All of them, cumulatively, have done grave damage to Nigeria in ways that will require another century to repair. After 18 years of civilian rule, Nigeria cannot generate its own energy neither have we added major infrastructures to the paltry ones we inherited from the military government. For every two step we have taken forward, we have taken one backward. I cannot think of a bigger disaster that will befall Nigeria in 2019 than Buhari winning a second term. We know he can – and most likely will – contest the election, even if they resort to campaigning for him from his hospital bed in London. In Nigeria, we have seen a man in prison win a governorship election so what will be new this time?

We can be sure that when the time comes, Buhari will borrow the playbook of former dictators like his friend, Sani Abacha, and tell us that he has no choice but to contest because Nigerians have told him he is the only one the cap fits. Once he gets into the arena, he will so muddle things up that we will spend more time on the distractions of his health than the issues that matter to the future of our nation. If we are not circumspect – and we do not have a better alternative – he will win another four years. If he does, we will go through four more years of despondency, inaction and ineffectual buffoonery.

So, let no one tell us that a military coup is the only disaster coming for Nigeria. We are facing one already; we are just not treating it with the urgency it requires.

I do not intend to minimise the effects of a coup, but I do not believe a coup can succeed. How does a coup even occur today? Do the soldiers use their old blueprint or they have new strategies? The old tactics of seizing broadcast stations and repeating martial music will not work in the age of the Internet. Among the 300 plus radio stations scattered all over Nigeria, which one will best serve their purpose? Will they pour non-commissioned officers into the streets, impose a 24-hour curfew and threaten anyone who challenges them with whips and guns? How long can they sustain resistance from Nigerians who will mobilise against them through social media?

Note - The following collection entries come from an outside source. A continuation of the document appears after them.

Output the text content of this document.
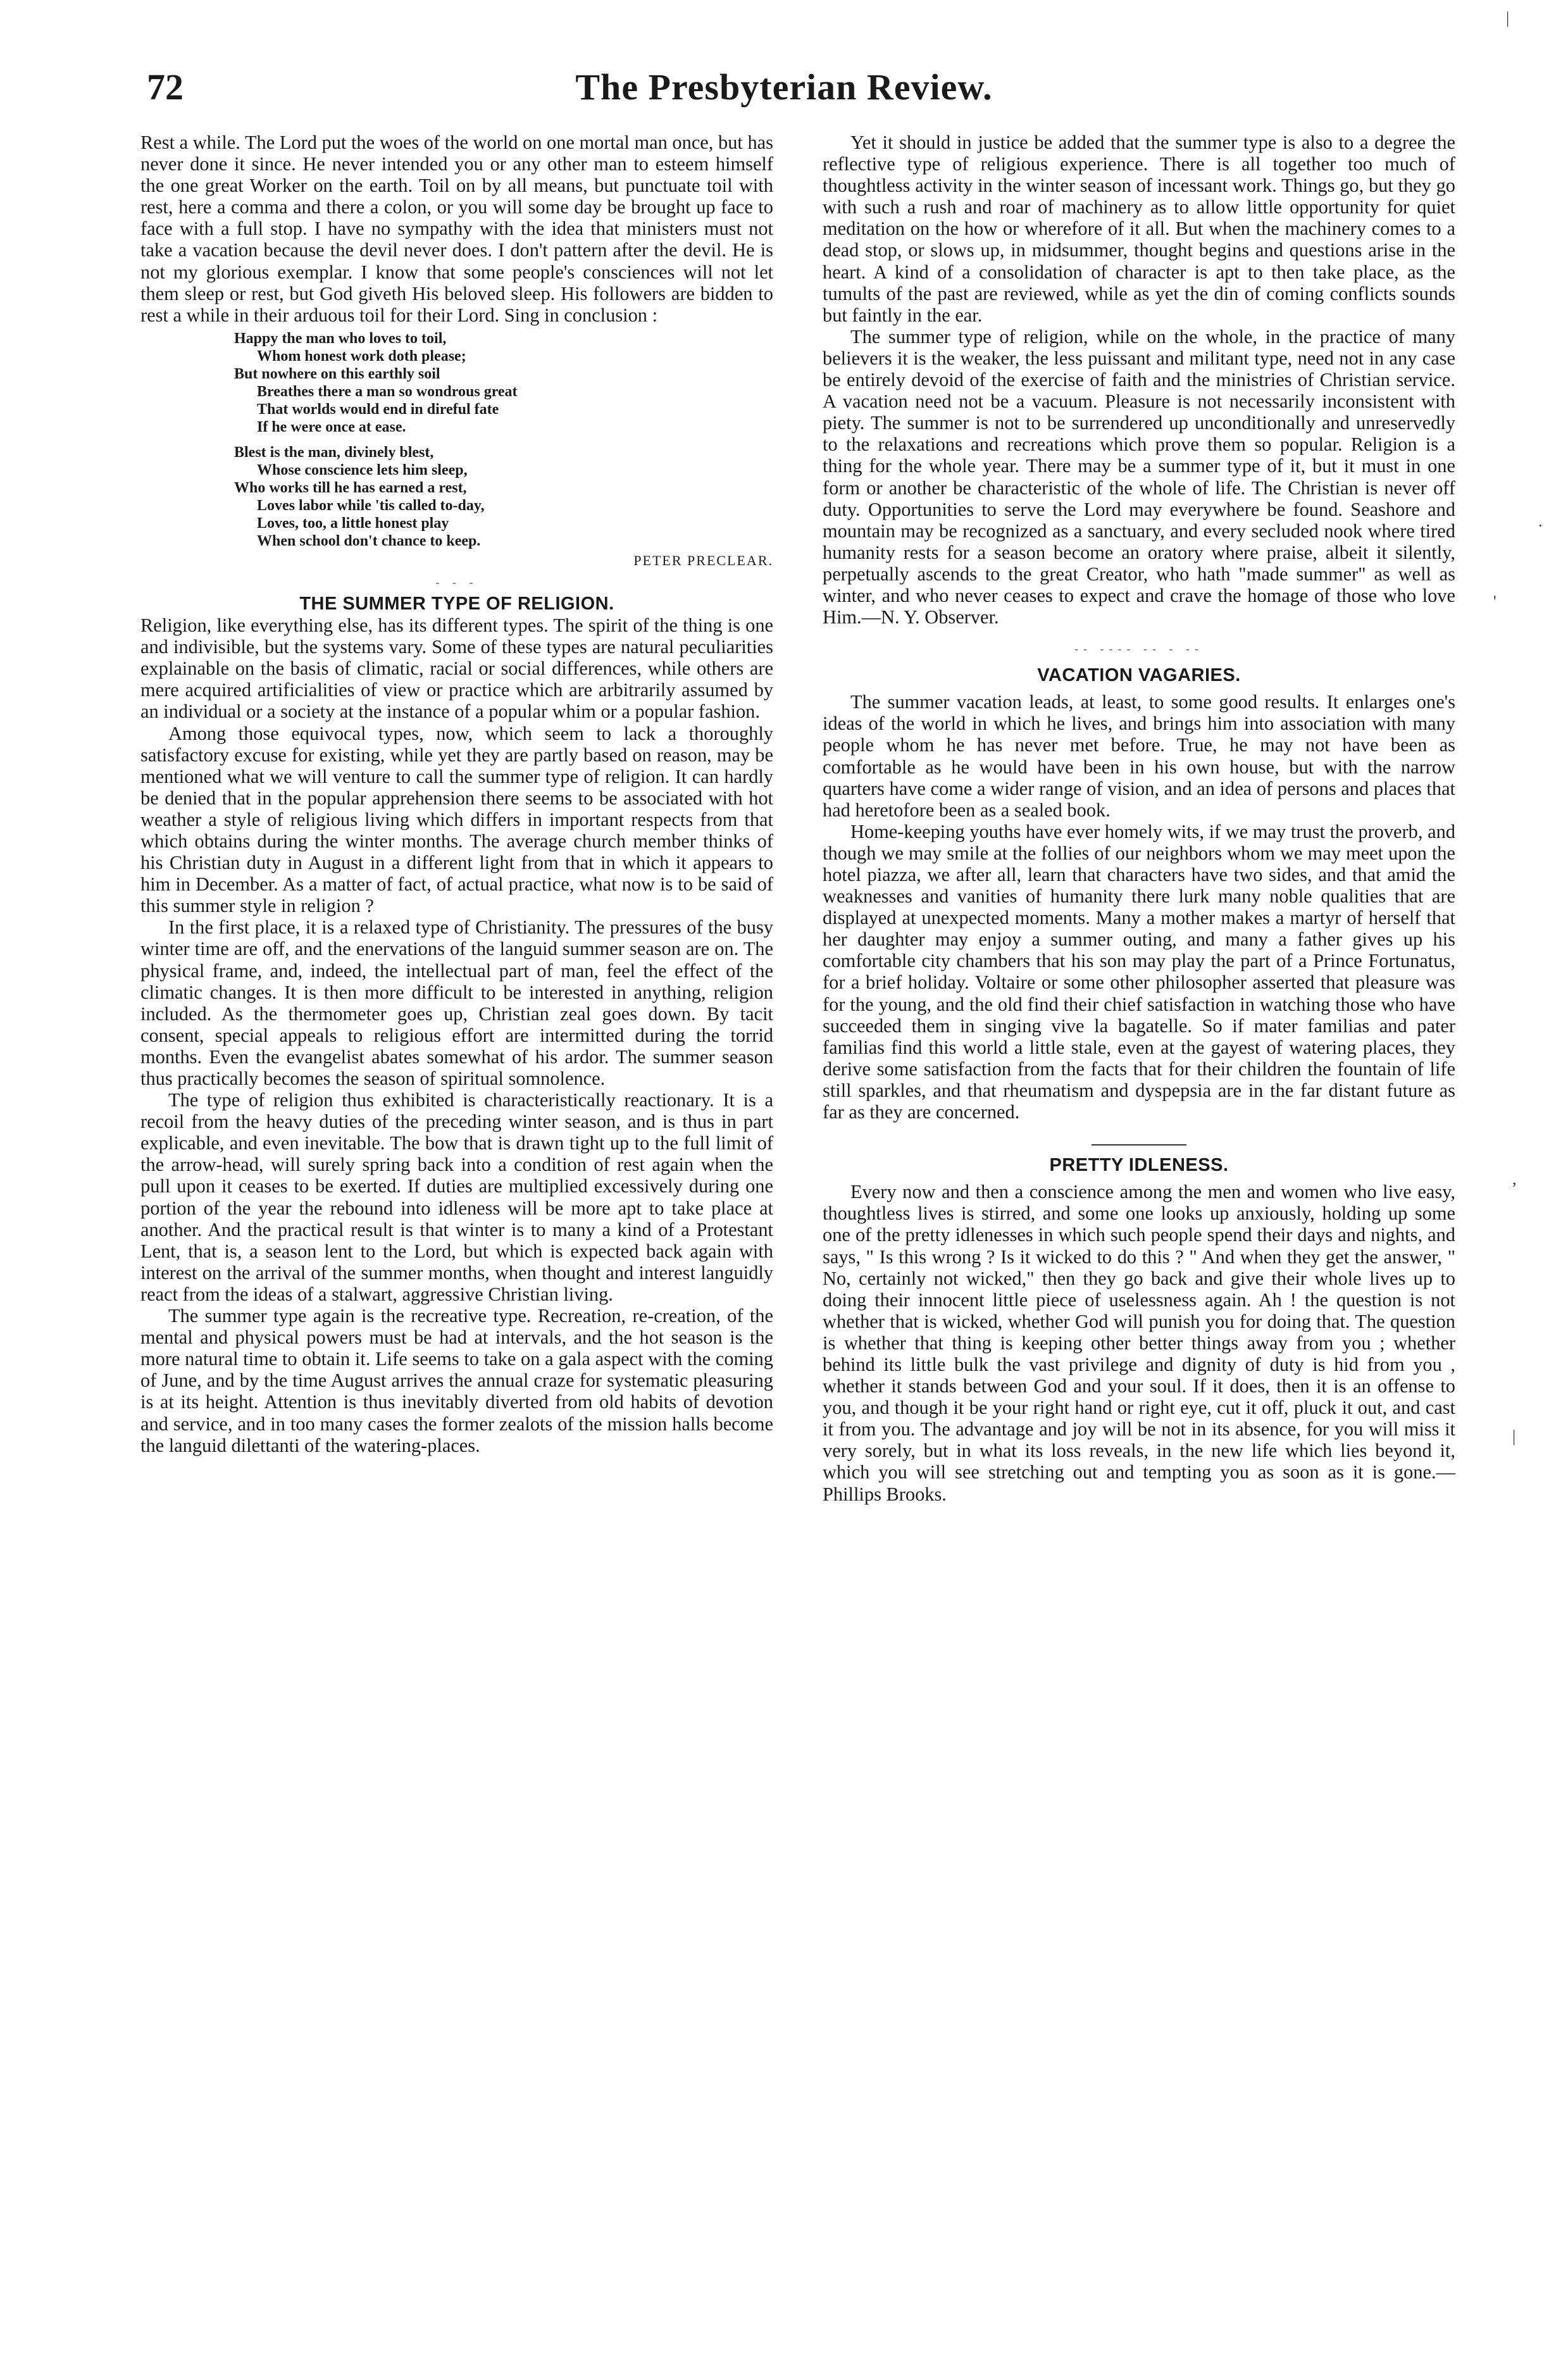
72	The Presbyterian Review.
|
·
'
,
|

Rest a while. The Lord put the woes of the world on one mortal man once, but has never done it since. He never intended you or any other man to esteem himself the one great Worker on the earth. Toil on by all means, but punctuate toil with rest, here a comma and there a colon, or you will some day be brought up face to face with a full stop. I have no sympathy with the idea that ministers must not take a vacation because the devil never does. I don't pattern after the devil. He is not my glorious exemplar. I know that some people's consciences will not let them sleep or rest, but God giveth His beloved sleep. His followers are bidden to rest a while in their arduous toil for their Lord. Sing in conclusion :

Happy the man who loves to toil,
Whom honest work doth please;
But nowhere on this earthly soil
Breathes there a man so wondrous great
That worlds would end in direful fate
If he were once at ease.
Blest is the man, divinely blest,
Whose conscience lets him sleep,
Who works till he has earned a rest,
Loves labor while 'tis called to-day,
Loves, too, a little honest play
When school don't chance to keep.
PETER PRECLEAR.
- - -
THE SUMMER TYPE OF RELIGION.

Religion, like everything else, has its different types. The spirit of the thing is one and indivisible, but the systems vary. Some of these types are natural peculiarities explainable on the basis of climatic, racial or social differences, while others are mere acquired artificialities of view or practice which are arbitrarily assumed by an individual or a society at the instance of a popular whim or a popular fashion.

Among those equivocal types, now, which seem to lack a thoroughly satisfactory excuse for existing, while yet they are partly based on reason, may be mentioned what we will venture to call the summer type of religion. It can hardly be denied that in the popular apprehension there seems to be associated with hot weather a style of religious living which differs in important respects from that which obtains during the winter months. The average church member thinks of his Christian duty in August in a different light from that in which it appears to him in December. As a matter of fact, of actual practice, what now is to be said of this summer style in religion ?

In the first place, it is a relaxed type of Christianity. The pressures of the busy winter time are off, and the enervations of the languid summer season are on. The physical frame, and, indeed, the intellectual part of man, feel the effect of the climatic changes. It is then more difficult to be interested in anything, religion included. As the thermometer goes up, Christian zeal goes down. By tacit consent, special appeals to religious effort are intermitted during the torrid months. Even the evangelist abates somewhat of his ardor. The summer season thus practically becomes the season of spiritual somnolence.

The type of religion thus exhibited is characteristically reactionary. It is a recoil from the heavy duties of the preceding winter season, and is thus in part explicable, and even inevitable. The bow that is drawn tight up to the full limit of the arrow-head, will surely spring back into a condition of rest again when the pull upon it ceases to be exerted. If duties are multiplied excessively during one portion of the year the rebound into idleness will be more apt to take place at another. And the practical result is that winter is to many a kind of a Protestant Lent, that is, a season lent to the Lord, but which is expected back again with interest on the arrival of the summer months, when thought and interest languidly react from the ideas of a stalwart, aggressive Christian living.

The summer type again is the recreative type. Recreation, re-creation, of the mental and physical powers must be had at intervals, and the hot season is the more natural time to obtain it. Life seems to take on a gala aspect with the coming of June, and by the time August arrives the annual craze for systematic pleasuring is at its height. Attention is thus inevitably diverted from old habits of devotion and service, and in too many cases the former zealots of the mission halls become the languid dilettanti of the watering-places.

Yet it should in justice be added that the summer type is also to a degree the reflective type of religious experience. There is all together too much of thoughtless activity in the winter season of incessant work. Things go, but they go with such a rush and roar of machinery as to allow little opportunity for quiet meditation on the how or wherefore of it all. But when the machinery comes to a dead stop, or slows up, in midsummer, thought begins and questions arise in the heart. A kind of a consolidation of character is apt to then take place, as the tumults of the past are reviewed, while as yet the din of coming conflicts sounds but faintly in the ear.

The summer type of religion, while on the whole, in the practice of many believers it is the weaker, the less puissant and militant type, need not in any case be entirely devoid of the exercise of faith and the ministries of Christian service. A vacation need not be a vacuum. Pleasure is not necessarily inconsistent with piety. The summer is not to be surrendered up unconditionally and unreservedly to the relaxations and recreations which prove them so popular. Religion is a thing for the whole year. There may be a summer type of it, but it must in one form or another be characteristic of the whole of life. The Christian is never off duty. Opportunities to serve the Lord may everywhere be found. Seashore and mountain may be recognized as a sanctuary, and every secluded nook where tired humanity rests for a season become an oratory where praise, albeit it silently, perpetually ascends to the great Creator, who hath "made summer" as well as winter, and who never ceases to expect and crave the homage of those who love Him.—N. Y. Observer.

-- ---- -- - --
VACATION VAGARIES.

The summer vacation leads, at least, to some good results. It enlarges one's ideas of the world in which he lives, and brings him into association with many people whom he has never met before. True, he may not have been as comfortable as he would have been in his own house, but with the narrow quarters have come a wider range of vision, and an idea of persons and places that had heretofore been as a sealed book.

Home-keeping youths have ever homely wits, if we may trust the proverb, and though we may smile at the follies of our neighbors whom we may meet upon the hotel piazza, we after all, learn that characters have two sides, and that amid the weaknesses and vanities of humanity there lurk many noble qualities that are displayed at unexpected moments. Many a mother makes a martyr of herself that her daughter may enjoy a summer outing, and many a father gives up his comfortable city chambers that his son may play the part of a Prince Fortunatus, for a brief holiday. Voltaire or some other philosopher asserted that pleasure was for the young, and the old find their chief satisfaction in watching those who have succeeded them in singing vive la bagatelle. So if mater familias and pater familias find this world a little stale, even at the gayest of watering places, they derive some satisfaction from the facts that for their children the fountain of life still sparkles, and that rheumatism and dyspepsia are in the far distant future as far as they are concerned.

PRETTY IDLENESS.

Every now and then a conscience among the men and women who live easy, thoughtless lives is stirred, and some one looks up anxiously, holding up some one of the pretty idlenesses in which such people spend their days and nights, and says, " Is this wrong ? Is it wicked to do this ? " And when they get the answer, " No, certainly not wicked," then they go back and give their whole lives up to doing their innocent little piece of uselessness again. Ah ! the question is not whether that is wicked, whether God will punish you for doing that. The question is whether that thing is keeping other better things away from you ; whether behind its little bulk the vast privilege and dignity of duty is hid from you , whether it stands between God and your soul. If it does, then it is an offense to you, and though it be your right hand or right eye, cut it off, pluck it out, and cast it from you. The advantage and joy will be not in its absence, for you will miss it very sorely, but in what its loss reveals, in the new life which lies beyond it, which you will see stretching out and tempting you as soon as it is gone.—Phillips Brooks.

Considering that Nigeria is fighting several internecine conflicts on multiple fronts – Boko Haram, murderous herdsmen, Niger Delta militancy, the Biafra question, and other tribal restiveness – how do the coup plotters hope to keep everyone under their jackboots while successfully administering the country? Do the military officers who can barely manage army resources (the procurement of weapons for the army has been mired in corruption scandals) have any superior intelligence to take over from governors at state levels and clear the backlog of salaries and pensions? Are they prepared for economic sanctions that will be placed on Nigerians by other countries? Do they have any idea about the complications of managing an economy in the 21st century?

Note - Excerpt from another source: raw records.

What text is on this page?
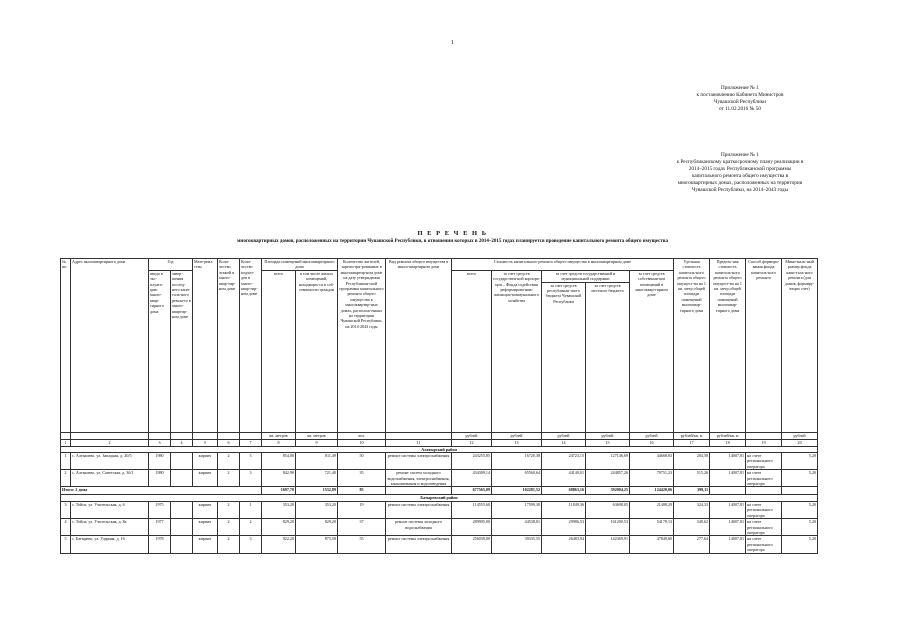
1
Приложение № 1
к постановлению Кабинета Министров
Чувашской Республики
от 11.02.2016 № 50
Приложение № 1
к Республиканскому краткосрочному плану реализации в
2014–2015 годах Республиканской программы
капитального ремонта общего имущества в
многоквартирных домах, расположенных на территории
Чувашской Республики, на 2014–2043 годы
П Е Р Е Ч Е Н Ь
многоквартирных домов, расположенных на территории Чувашской Республики, в отношении которых в 2014–2015 годах планируется проведение капитального ремонта общего имущества
№ пп	Адрес многоквартирного дома	Год		Мате-риал стен	Коли-чество этажей в много-квар-тир-ном доме	Коли-чество подъез-дов в много-квар-тир-ном доме	Площадь помещений многоквартирного дома		Количество жителей, зарегистри-рованных в многоквартир-ном доме на дату утверждения Республикан-ской программы капитального ремонта общего имущества в многоквартир-ных домах, располож-енных на территории Чувашской Республики, на 2014-2043 годы	Вид ремонта общего имущества в много-квартирном доме	Стоимость капитального ремонта общего имущества в многоквартирном доме					Удельная стоимость капиталь-ного ремонта общего имущест-ва на 1 кв. метр общей площади помещений многоквар-тирного дома	Предель-ная стоимость капиталь-ного ремонта общего имущест-ва на 1 кв. метр общей площади помещений многоквар-тирного дома	Способ формиро-вания фонда капиталь-ного ремонта	Мини-маль-ный размер фонда капи-таль-ного ремонта (для домов, формиру-ющих счет)
		ввода в экс-плуата-цию много-квар-тирного дома	завер-шения послед-него капи-таль-ного ремон-та в много-квартир-ном доме				всего	в том числе жилых помещений, находящих-ся в соб-ственности граждан			всего	за счет средств государствен-ной корпора-ции – Фонда содействия реформирова-нию жилищно-коммунального хозяйства	за счет средств государственной и муниципальной поддержки		за счет средств собственни-ков помещений в многоквар-тирном доме				
													за счет средств республикан-ского бюджета Чувашской Республики	за счет средств местного бюджета					
							кв. метров	кв. метров	чел.		рублей	рублей	рублей	рублей	рублей	рублей/кв. м	рублей/кв. м		рублей
1	2	3	4	5	6	7	8	9	10	11	12	13	14	15	16	17	18	19	20
Алатырский район																			
1	с. Алтышево, ул. Западная, д. 20/5	1980		кирпич	2	3	854,80	811,49	50	ремонт системы электроснабжения	243255,85	16720,38	24723,15	127146,69	44668,83	284,58	14007,81	на счете регионального оператора	5,20
2	с. Алтышево, ул. Советская, д. 36/1	1980		кирпич	2	3	842,90	721,40	35	ремонт систем холодного водоснабжения, электроснабжения, канализования и водоотведения	434309,14	65560,64	44140,01	244857,26	79751,23	515,26	14007,81	на счете регионального оператора	5,20
Итого: 2 дома							1697,70	1532,89	85		677565,09	102281,52	68863,16	392004,25	124420,06	399,11			
Батыревский район																			
3	с. Тойси, ул. Учительская, д. 6	1975		кирпич	2	1	353,20	353,20	19	ремонт системы электроснабжения	114555,60	17599,30	11849,36	63698,05	21408,29	324,33	14007,81	на счете регионального оператора	5,20
4	с. Тойси, ул. Учительская, д. 8а	1977		кирпич	2	2	829,20	829,20	37	ремонт системы холодного водоснабжения	289905,00	44538,81	29986,53	161200,53	54179,13	349,62	14007,81	на счете регионального оператора	5,20
5	с. Батырево, ул. Ударная, д. 16	1978		кирпич	2	3	922,20	875,58	55	ремонт системы электроснабжения	256039,00	39335,55	26483,94	142369,91	47849,60	277,64	14007,81	на счете регионального оператора	5,20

How can the military, worn and demystified from fighting Boko Haram – a band of untrained and fatalistic maniacs –face millions of Nigerians who will challenge them if they ever dare to topple our democracy? The Chief of Army Staff, Tukur Buratai, should not have exposed the army to needless ridicule by publicly sharing unfounded rumours and speculations. The army should have investigated the matter privately unless, of course, Buratai was testing public reactions.

Whatever the coup plotters have in mind, I hope they and their civilian collaborators realise that present day Nigeria is not the same as it was from the mid-1960s to the early-1990s when they carried out coups and counter-coups. The world has changed and military dictatorship is long out of vogue. Nigerians will not joyfully welcome them as they did in the 1980s when they ousted directionless governments. The logistics of contemporary societies do not simply sustain the kind of infrastructure that the military needs to survive. Nigerians will revolt, there will be a wave of religious and ethnic tensions and eventually, the spate of actions might balkanise the country. The army should drown all thoughts of a coup and concentrate on their duty to preserve the Nigerian union by staying where they belong – in the barracks.